Özellikle tıbbi teknoloji ve onkoloji alanındaki çalışmalarıyla önemli bir birikime sahip olan Küba ile ikili iş birliği konusuna ayrı bir parantez açmamız gerekiyor. Dünyanın birçok yerinden imkanı olan hastalar kanser ve genetik hastalıkların tedavisi için Küba’ya seyahat ederken Küba gerek bu seyahatlerin oluşturduğu sağlık turizmi hacminden gerekse de tıbbi teknoloji alanındaki atılımlarının sonucu onkolojik hastalıkların tedavisine yönelik geliştirilen ilaçların ihracatından büyük bir gelir sağlar durumda. Umuyoruz ki, başlatılan bu uluslararası ikili iş birlikleri ilerleyen zamanda güçlenerek devam eder ve ülkelerin sadece kendileri için değil aynı zamanda tüm insanlık için büyük bir fayda sağlayacağı aşikâr olan hastalıklara çare bulma amaçları başarıya ulaşır.

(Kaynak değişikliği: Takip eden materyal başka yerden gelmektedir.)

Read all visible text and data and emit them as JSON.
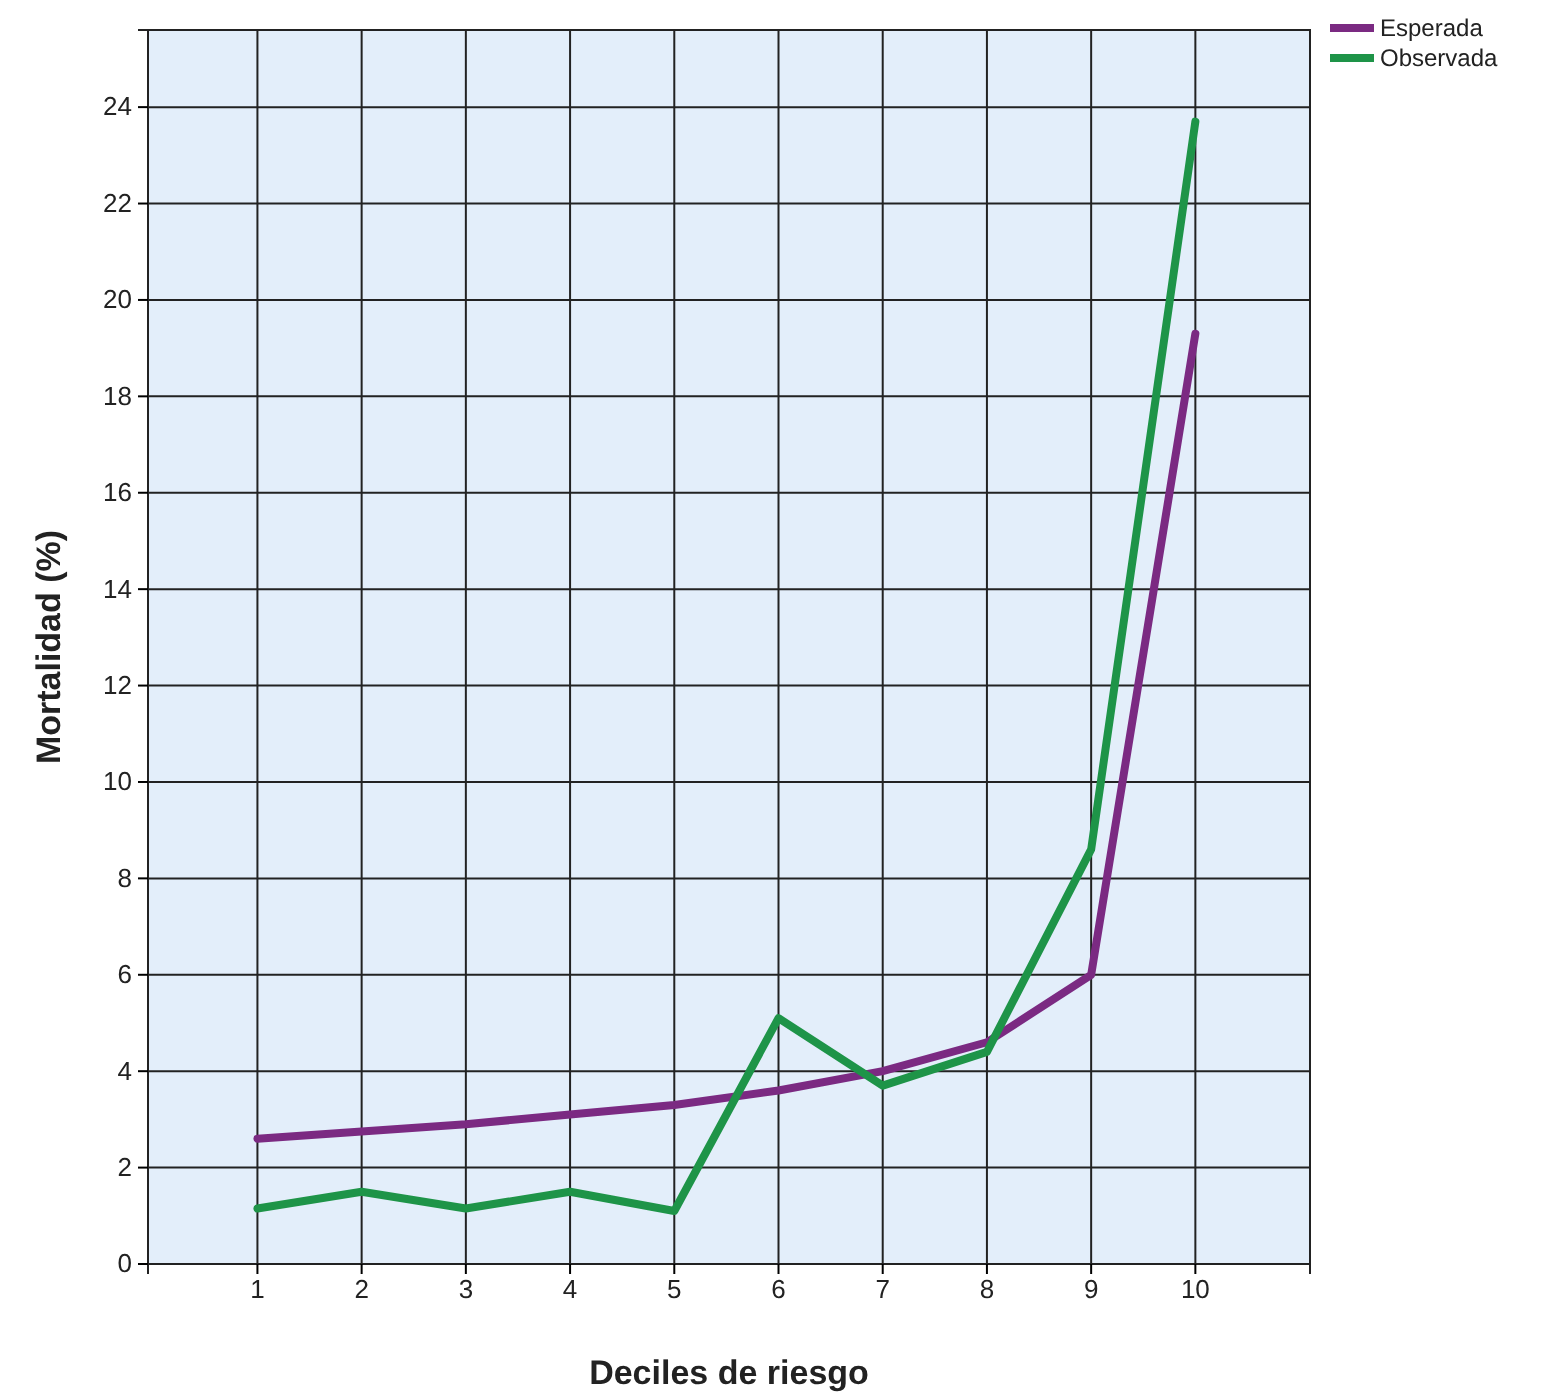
{
  "chart_data": {
    "type": "line",
    "xlabel": "Deciles de riesgo",
    "ylabel": "Mortalidad (%)",
    "x": [
      1,
      2,
      3,
      4,
      5,
      6,
      7,
      8,
      9,
      10
    ],
    "xlim": [
      -0.05,
      11.1
    ],
    "xticks": [
      1,
      2,
      3,
      4,
      5,
      6,
      7,
      8,
      9,
      10
    ],
    "ylim": [
      0,
      25.6
    ],
    "yticks": [
      0,
      2,
      4,
      6,
      8,
      10,
      12,
      14,
      16,
      18,
      20,
      22,
      24
    ],
    "grid": true,
    "legend": "top right",
    "marker": "none",
    "line_style": "solid",
    "series": [
      {
        "name": "Esperada",
        "color": "#7b2a82",
        "values": [
          2.6,
          2.75,
          2.9,
          3.1,
          3.3,
          3.6,
          4.0,
          4.6,
          6.0,
          19.3
        ]
      },
      {
        "name": "Observada",
        "color": "#1e9448",
        "values": [
          1.15,
          1.5,
          1.15,
          1.5,
          1.1,
          5.1,
          3.7,
          4.4,
          8.6,
          23.7
        ]
      }
    ]
  }
}
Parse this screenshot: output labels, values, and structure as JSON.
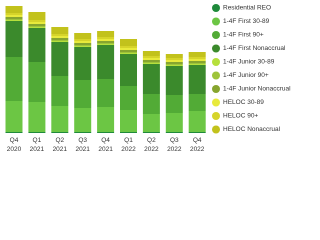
{
  "chart_data": {
    "type": "stacked_bar",
    "categories": [
      "Q4 2020",
      "Q1 2021",
      "Q2 2021",
      "Q3 2021",
      "Q4 2021",
      "Q1 2022",
      "Q2 2022",
      "Q3 2022",
      "Q4 2022"
    ],
    "ylim": [
      0,
      130
    ],
    "series": [
      {
        "name": "Residential REO",
        "color": "#1f8a3b",
        "values": [
          1,
          1,
          1,
          1,
          1,
          1,
          1,
          1,
          1
        ]
      },
      {
        "name": "1-4F First 30-89",
        "color": "#6cc644",
        "values": [
          31,
          30,
          26,
          24,
          25,
          22,
          18,
          19,
          21
        ]
      },
      {
        "name": "1-4F First 90+",
        "color": "#52ab36",
        "values": [
          44,
          40,
          30,
          28,
          28,
          24,
          20,
          18,
          17
        ]
      },
      {
        "name": "1-4F First Nonaccrual",
        "color": "#3b8a2c",
        "values": [
          36,
          34,
          34,
          33,
          34,
          32,
          30,
          29,
          29
        ]
      },
      {
        "name": "1-4F Junior 30-89",
        "color": "#b6e03c",
        "values": [
          1,
          1,
          1,
          1,
          1,
          1,
          1,
          1,
          1
        ]
      },
      {
        "name": "1-4F Junior 90+",
        "color": "#9ec43a",
        "values": [
          1,
          1,
          1,
          1,
          1,
          1,
          1,
          1,
          1
        ]
      },
      {
        "name": "1-4F Junior Nonaccrual",
        "color": "#87a52f",
        "values": [
          2,
          2,
          2,
          2,
          2,
          2,
          2,
          2,
          2
        ]
      },
      {
        "name": "HELOC 30-89",
        "color": "#e8ea3c",
        "values": [
          2,
          2,
          2,
          2,
          2,
          2,
          2,
          2,
          2
        ]
      },
      {
        "name": "HELOC 90+",
        "color": "#d6d42a",
        "values": [
          2,
          2,
          2,
          2,
          2,
          2,
          2,
          2,
          2
        ]
      },
      {
        "name": "HELOC Nonaccrual",
        "color": "#c2c21c",
        "values": [
          7,
          8,
          7,
          6,
          6,
          7,
          5,
          4,
          5
        ]
      }
    ]
  }
}
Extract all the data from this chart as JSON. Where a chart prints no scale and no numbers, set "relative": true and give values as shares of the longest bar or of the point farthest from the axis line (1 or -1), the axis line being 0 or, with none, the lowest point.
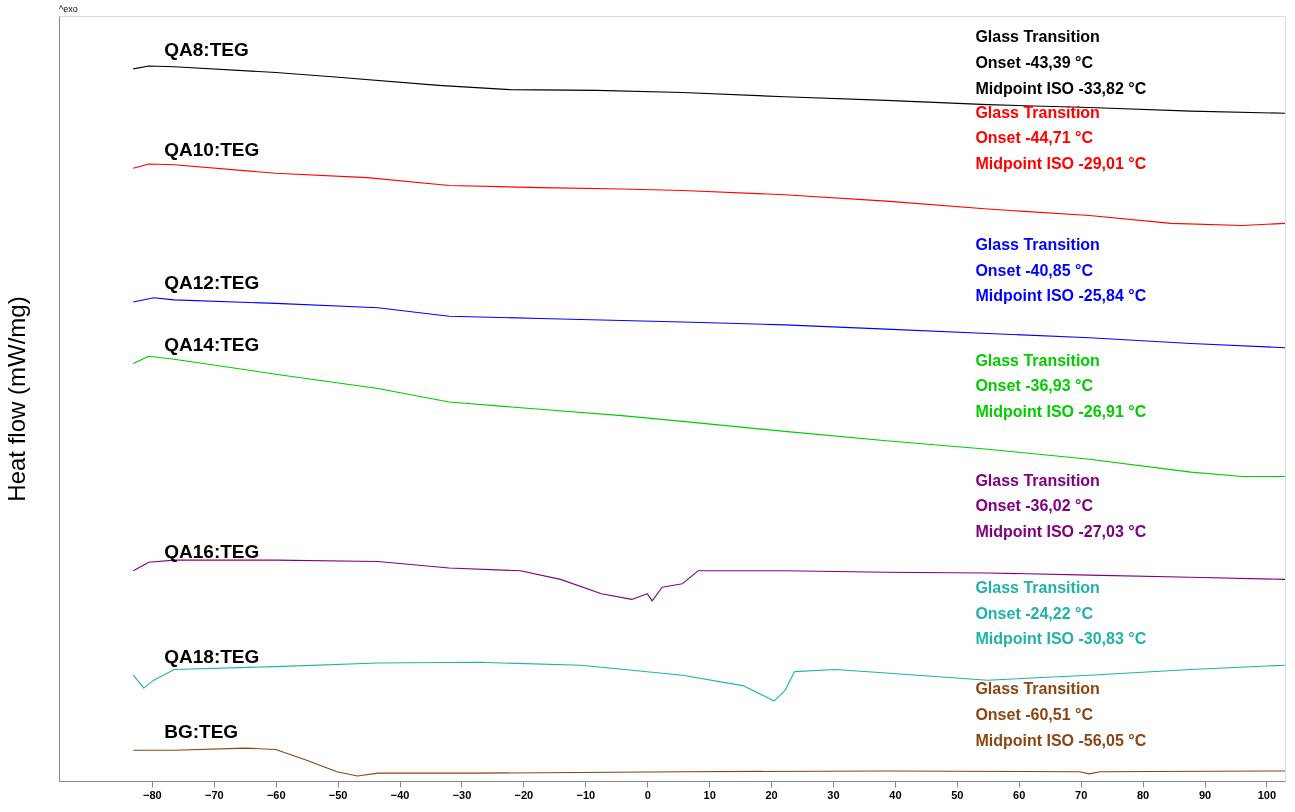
{
  "chart_data": {
    "type": "line",
    "relative": true,
    "ylabel": "Heat flow (mW/mg)",
    "xlim": [
      -95,
      103
    ],
    "xticks": [
      -80,
      -70,
      -60,
      -50,
      -40,
      -30,
      -20,
      -10,
      0,
      10,
      20,
      30,
      40,
      50,
      60,
      70,
      80,
      90,
      100
    ],
    "grid": false,
    "legend": false,
    "marker": "none",
    "line_style": "solid",
    "series": [
      {
        "name": "QA8:TEG",
        "color": "#000000",
        "x": [
          -83.0,
          -80.5,
          -76.4,
          -60.0,
          -50.9,
          -33.7,
          -22.2,
          -8.2,
          5.7,
          22.2,
          38.6,
          55.0,
          71.4,
          87.8,
          103.0
        ],
        "values": [
          0.996,
          1.0,
          0.999,
          0.991,
          0.985,
          0.973,
          0.967,
          0.966,
          0.963,
          0.957,
          0.952,
          0.946,
          0.942,
          0.937,
          0.934
        ]
      },
      {
        "name": "QA10:TEG",
        "color": "#ff0000",
        "x": [
          -83.0,
          -80.5,
          -76.4,
          -60.0,
          -45.2,
          -32.0,
          -17.3,
          -4.1,
          5.7,
          22.2,
          38.6,
          55.0,
          71.4,
          84.6,
          96.1,
          103.0
        ],
        "values": [
          0.857,
          0.863,
          0.862,
          0.85,
          0.844,
          0.833,
          0.83,
          0.828,
          0.826,
          0.82,
          0.811,
          0.8,
          0.791,
          0.78,
          0.777,
          0.78
        ]
      },
      {
        "name": "QA12:TEG",
        "color": "#0000ff",
        "x": [
          -83.0,
          -79.7,
          -76.4,
          -60.0,
          -43.5,
          -32.0,
          -17.3,
          -4.1,
          5.7,
          22.2,
          38.6,
          55.0,
          71.4,
          87.8,
          103.0
        ],
        "values": [
          0.67,
          0.676,
          0.673,
          0.668,
          0.662,
          0.65,
          0.647,
          0.644,
          0.642,
          0.638,
          0.632,
          0.626,
          0.62,
          0.612,
          0.606
        ]
      },
      {
        "name": "QA14:TEG",
        "color": "#00cc00",
        "x": [
          -83.0,
          -80.5,
          -76.4,
          -60.0,
          -43.5,
          -32.0,
          -17.3,
          -4.1,
          5.7,
          22.2,
          38.6,
          55.0,
          71.4,
          87.8,
          96.1,
          103.0
        ],
        "values": [
          0.584,
          0.594,
          0.59,
          0.569,
          0.549,
          0.53,
          0.52,
          0.511,
          0.503,
          0.489,
          0.476,
          0.464,
          0.45,
          0.432,
          0.426,
          0.426
        ]
      },
      {
        "name": "QA16:TEG",
        "color": "#800080",
        "x": [
          -83.0,
          -80.5,
          -76.4,
          -60.0,
          -43.5,
          -32.0,
          -20.5,
          -14.0,
          -7.4,
          -2.5,
          0.0,
          0.8,
          2.4,
          5.7,
          8.2,
          22.2,
          38.6,
          55.0,
          71.4,
          87.8,
          103.0
        ],
        "values": [
          0.294,
          0.306,
          0.309,
          0.309,
          0.307,
          0.298,
          0.294,
          0.282,
          0.262,
          0.254,
          0.262,
          0.252,
          0.271,
          0.276,
          0.294,
          0.294,
          0.292,
          0.291,
          0.288,
          0.285,
          0.282
        ]
      },
      {
        "name": "QA18:TEG",
        "color": "#20b2aa",
        "x": [
          -83.0,
          -81.3,
          -79.7,
          -76.4,
          -60.0,
          -43.5,
          -27.1,
          -10.7,
          5.7,
          15.6,
          20.5,
          22.2,
          23.8,
          30.4,
          38.6,
          55.0,
          71.4,
          87.8,
          103.0
        ],
        "values": [
          0.148,
          0.13,
          0.141,
          0.156,
          0.16,
          0.165,
          0.166,
          0.162,
          0.148,
          0.133,
          0.112,
          0.126,
          0.153,
          0.156,
          0.151,
          0.141,
          0.148,
          0.156,
          0.162
        ]
      },
      {
        "name": "BG:TEG",
        "color": "#8b4513",
        "x": [
          -83.0,
          -76.4,
          -64.9,
          -60.0,
          -55.0,
          -50.1,
          -46.8,
          -43.5,
          -27.1,
          5.7,
          38.6,
          69.8,
          71.4,
          73.1,
          103.0
        ],
        "values": [
          0.043,
          0.043,
          0.046,
          0.044,
          0.029,
          0.013,
          0.007,
          0.011,
          0.011,
          0.013,
          0.014,
          0.013,
          0.01,
          0.013,
          0.014
        ]
      }
    ],
    "annotations": [
      "^exo",
      "Glass Transition",
      "Onset -43,39 °C",
      "Midpoint ISO -33,82 °C",
      "Glass Transition",
      "Onset -44,71 °C",
      "Midpoint ISO -29,01 °C",
      "Glass Transition",
      "Onset -40,85 °C",
      "Midpoint ISO -25,84 °C",
      "Glass Transition",
      "Onset -36,93 °C",
      "Midpoint ISO -26,91 °C",
      "Glass Transition",
      "Onset -36,02 °C",
      "Midpoint ISO -27,03 °C",
      "Glass Transition",
      "Onset -24,22 °C",
      "Midpoint ISO -30,83 °C",
      "Glass Transition",
      "Onset -60,51 °C",
      "Midpoint ISO -56,05 °C"
    ]
  }
}
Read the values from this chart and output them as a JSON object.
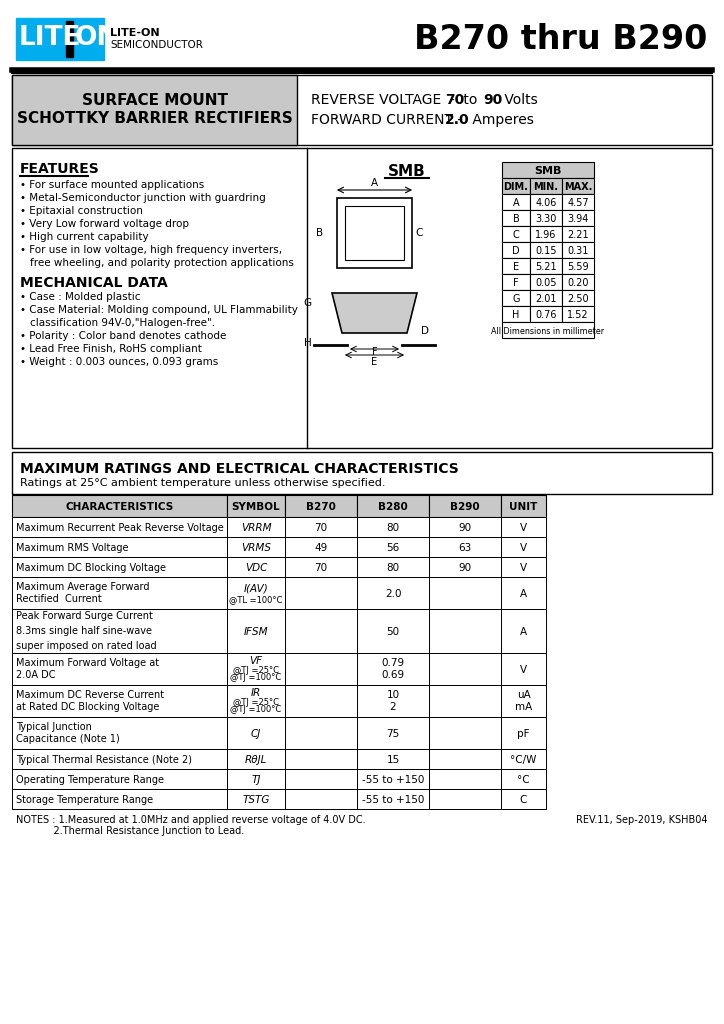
{
  "title": "B270 thru B290",
  "product_type_line1": "SURFACE MOUNT",
  "product_type_line2": "SCHOTTKY BARRIER RECTIFIERS",
  "rev_voltage_pre": "REVERSE VOLTAGE  - ",
  "rev_voltage_bold1": "70",
  "rev_voltage_mid": " to ",
  "rev_voltage_bold2": "90",
  "rev_voltage_post": " Volts",
  "fwd_current_pre": "FORWARD CURRENT - ",
  "fwd_current_bold": "2.0",
  "fwd_current_post": " Amperes",
  "features_title": "FEATURES",
  "features": [
    "For surface mounted applications",
    "Metal-Semiconductor junction with guardring",
    "Epitaxial construction",
    "Very Low forward voltage drop",
    "High current capability",
    "For use in low voltage, high frequency inverters,",
    "  free wheeling, and polarity protection applications"
  ],
  "mech_title": "MECHANICAL DATA",
  "mech": [
    "Case : Molded plastic",
    "Case Material: Molding compound, UL Flammability",
    "  classification 94V-0,\"Halogen-free\".",
    "Polarity : Color band denotes cathode",
    "Lead Free Finish, RoHS compliant",
    "Weight : 0.003 ounces, 0.093 grams"
  ],
  "package": "SMB",
  "dim_table_header": [
    "DIM.",
    "MIN.",
    "MAX."
  ],
  "dim_table": [
    [
      "A",
      "4.06",
      "4.57"
    ],
    [
      "B",
      "3.30",
      "3.94"
    ],
    [
      "C",
      "1.96",
      "2.21"
    ],
    [
      "D",
      "0.15",
      "0.31"
    ],
    [
      "E",
      "5.21",
      "5.59"
    ],
    [
      "F",
      "0.05",
      "0.20"
    ],
    [
      "G",
      "2.01",
      "2.50"
    ],
    [
      "H",
      "0.76",
      "1.52"
    ]
  ],
  "dim_note": "All Dimensions in millimeter",
  "elec_title": "MAXIMUM RATINGS AND ELECTRICAL CHARACTERISTICS",
  "elec_subtitle": "Ratings at 25°C ambient temperature unless otherwise specified.",
  "elec_cols": [
    "CHARACTERISTICS",
    "SYMBOL",
    "B270",
    "B280",
    "B290",
    "UNIT"
  ],
  "notes_line1": "NOTES : 1.Measured at 1.0MHz and applied reverse voltage of 4.0V DC.",
  "notes_line2": "            2.Thermal Resistance Junction to Lead.",
  "rev_info": "REV.11, Sep-2019, KSHB04",
  "cyan_color": "#00aeef",
  "gray_bg": "#c8c8c8",
  "light_gray": "#e8e8e8"
}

1960’dan bu yana veriye baktığımızda dünyada gelir seviyesinin artmasıyla beklenen ömrün artması arasında aynı yönlü bir ilişki mevcut. Ancak zaman içerisinde bu ilişkinin gücü azalmakta; sadece gelirdeki ya da sağlık harcamalarındaki artış daha sağlıklı bireylerin yetişmesi için yeterli olmamakta. Dolayısıyla bu harcamaların etkinliğinin artırılmasına yönelik bu tür ikili iş birliklerinin her daim fayda sağlayacağını düşünüyorum.
Güzel bir hafta geçirmeniz ümidiyle…
Bu yazı 29 Mayıs 2019 tarihinde Ticari Hayat Gazetesi‘nde yayınlanmıştır.